Cuando vine a la ciudad de Guatemala junto con mi madre y mis hermanas, todo fue totalmente distinto: nadie salía a las aceras a sentarse en sillas mecedoras, los chavalos (aquí llamados patojos) no salían a jugar a la calle porque podía atropellarlos un carro o simplemente porque en esta ciudad andar en la calle es peligroso. «¡Ni quiera Dios!: aquí no estás en Managua, aquí sí te matan por robarte un quetzal».
Pero con el tiempo mi familia y yo nos fuimos desprendiendo de la exageración con la que nos pintaban algunos de estos mitos acerca de lo invivible que podría ser esta ciudad, y más temprano que tarde en los vecindarios que habitamos empezamos a caracterizarnos por hacer cosas «extrañas» para todo mundo, como invitar a los nuevos vecinos (nuevos nosotros o nuevos ellos) a platicar y comer con nosotros en cualquier día y a cualquier hora, sacar las mecedoras a las aceras (pues al parecer aquí nadie acostumbra construir un porche al frente de su casa, y en cambio, la mayoría de estas parecen cuarteles blindados) o, en los fines de semana, organizar sopas o asados que casi siempre terminaban en un bacanal de dos o tres días hasta que algún vecino anónimo llamaba a la policía o a la seguridad del residencial para que nos fuesen a callar. Hoy, más de una década después, sé que todo ese tipo de comportamiento aquí no es nada común y hasta podría asustar, pero para aquel entonces mi familia y yo llevábamos toda una vida de verlo tan normal. Inconscientemente, esa fue nuestra forma particular de traernos y conservar con nosotros una parte del trópico que dejábamos atrás, como sé que también muchos otros migrantes —no necesariamente nicaragüenses, no necesariamente instalados en Guatemala— conservan la suya.

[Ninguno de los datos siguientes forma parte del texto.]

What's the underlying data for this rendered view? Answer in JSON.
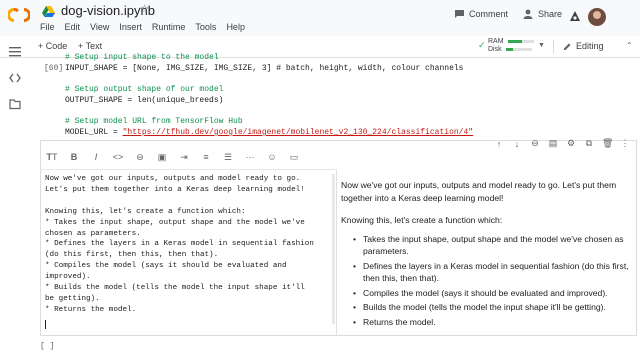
{
  "header": {
    "title": "dog-vision.ipynb",
    "menu": [
      "File",
      "Edit",
      "View",
      "Insert",
      "Runtime",
      "Tools",
      "Help"
    ],
    "comment_label": "Comment",
    "share_label": "Share"
  },
  "toolbar": {
    "add_code_label": "+ Code",
    "add_text_label": "+ Text",
    "ram_label": "RAM",
    "disk_label": "Disk",
    "ram_usage": 0.55,
    "disk_usage": 0.3,
    "editing_label": "Editing"
  },
  "code_cell": {
    "prompt": "[60]",
    "lines": [
      "# Setup input shape to the model",
      "INPUT_SHAPE = [None, IMG_SIZE, IMG_SIZE, 3] # batch, height, width, colour channels",
      "",
      "# Setup output shape of our model",
      "OUTPUT_SHAPE = len(unique_breeds)",
      "",
      "# Setup model URL from TensorFlow Hub",
      "MODEL_URL = \"https://tfhub.dev/google/imagenet/mobilenet_v2_130_224/classification/4\""
    ]
  },
  "text_cell": {
    "toolbar_icons": [
      "bold-icon",
      "italic-icon",
      "code-icon",
      "link-icon",
      "image-icon",
      "indent-icon",
      "numbered-list-icon",
      "bulleted-list-icon",
      "horizontal-rule-icon",
      "emoji-icon"
    ],
    "cell_actions": [
      "move-up-icon",
      "move-down-icon",
      "link-icon",
      "comment-icon",
      "settings-icon",
      "mirror-icon",
      "delete-icon",
      "more-icon"
    ],
    "source": "Now we've got our inputs, outputs and model ready to go.\nLet's put them together into a Keras deep learning model!\n\nKnowing this, let's create a function which:\n* Takes the input shape, output shape and the model we've\nchosen as parameters.\n* Defines the layers in a Keras model in sequential fashion\n(do this first, then this, then that).\n* Compiles the model (says it should be evaluated and\nimproved).\n* Builds the model (tells the model the input shape it'll\nbe getting).\n* Returns the model.",
    "preview": {
      "intro": "Now we've got our inputs, outputs and model ready to go. Let's put them together into a Keras deep learning model!",
      "lead": "Knowing this, let's create a function which:",
      "items": [
        "Takes the input shape, output shape and the model we've chosen as parameters.",
        "Defines the layers in a Keras model in sequential fashion (do this first, then this, then that).",
        "Compiles the model (says it should be evaluated and improved).",
        "Builds the model (tells the model the input shape it'll be getting).",
        "Returns the model."
      ]
    }
  },
  "empty_cell": {
    "prompt": "[ ]"
  },
  "colors": {
    "comment_green": "#0d904f",
    "string_red": "#c41a16",
    "logo_orange": "#f9ab00"
  }
}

Cuando empecé a vivir solo ya no volví a hacer nada de eso aunque mi familia siguió armando sus bacanales por su lado y yo estoy presente en ellos siempre que puedo. Me di cuenta de que para sobrevivir en un contexto social como el de Guatemala y conservar la «dignidad» (aunque, ¿en qué consiste, en realidad, tener dignidad?) y la permanencia en esta ciudad, tenía que despojarme de muchas costumbres del trópico que yo traía de Nicaragua y que fácilmente podían levantar prejuicios injustificados hacia mi persona. Fue así como me convertí en un guatemalteco más, usando una nacionalidad que también me pertenecía, trabajando y pagando los mismos —e incluso más— impuestos que cualquier otro ciudadano, pero nunca dejé de ver con nostalgia mi vecindario tropical de Managua. Por esa razón regresé muchas veces durante una década, tantas —pero tantas— que ya perdí la cuenta.